# The confusing chronicles of the secret stinkys



## SparkySA (4/9/19)

Chapter 1 

THE BEGINNING OF THE END OF THE STINKYS

It all started way back....way back when the vapes like stinkys, now called cigalikes

I woke up early one saturday feeling stuffy, coughing like a borstol addict, you have to understand i was smoking 2 packs of stinkys a day and i knew i just knew something had to change.

I got out of my jammies and into some casuals and 15 min later i was on my way to the flea market to buy some Nic patches, now you are wondering why a flea market well to answer in short you can buy anything there for cheap and i was in the mood to get out of the house.

after 15 or so stalls all trying to sell you anything from a bumper sticker to a porcupine hair brush i noticed a cigalike it looked like a stinky but it wasn't the vendor's eyes lightened up and stared the demo of this seemingly unimportant little device.

I was intrigued in the way he handled the little thing he added a little translucent drop or 2 inside the cartridge and handed me the little thing, took a few drags and it tasted like red bull , i smiled and paid the vendor there and then, i stocked up on a few flavours and started my journey to drop the stinkys.

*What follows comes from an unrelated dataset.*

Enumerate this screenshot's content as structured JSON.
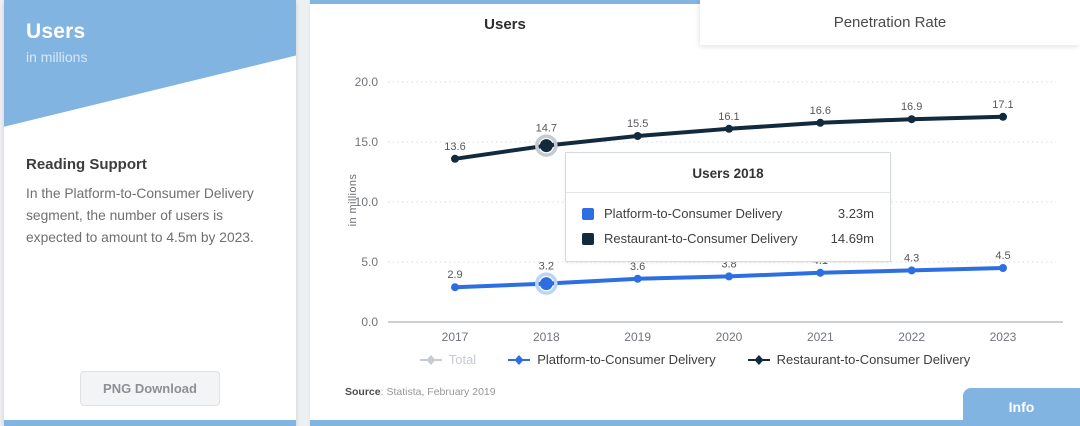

My first trouble started when the cartridges that were finished and the Macguyver in me said i could re-use the little things so i tried supplementing the white fluffy wick with any substitute i could find from earbud cotton to cotton swabs to cotton balls and you wont believe what ended up working the best....... teddy stuffing yes vapers teddy stuffing i was as happy as a teenager at a Justin Bieber concert .....stay tuned for the charging nightmare and how i allmost lost my finger

Reactions: Winner 3 | Funny 5 | Informative 1


----------



## Arthster (4/9/19)

SparkySA said:


> Chapter 1
> 
> THE BEGINNING OF THE END OF THE STINKYS
> 
> ...



More... More... More

Man I remember those things.1st flavour was marlboro... Tasted more like the bud a day later but hells yes I was smoking a lektronic skyf

Reactions: Like 2


----------



## Hooked (4/9/19)

SparkySA said:


> Chapter 1
> 
> THE BEGINNING OF THE END OF THE STINKYS
> 
> ...



lol this is fun! Looking forward to the next chapter @SparkySA

Reactions: Like 2 | Agree 1


----------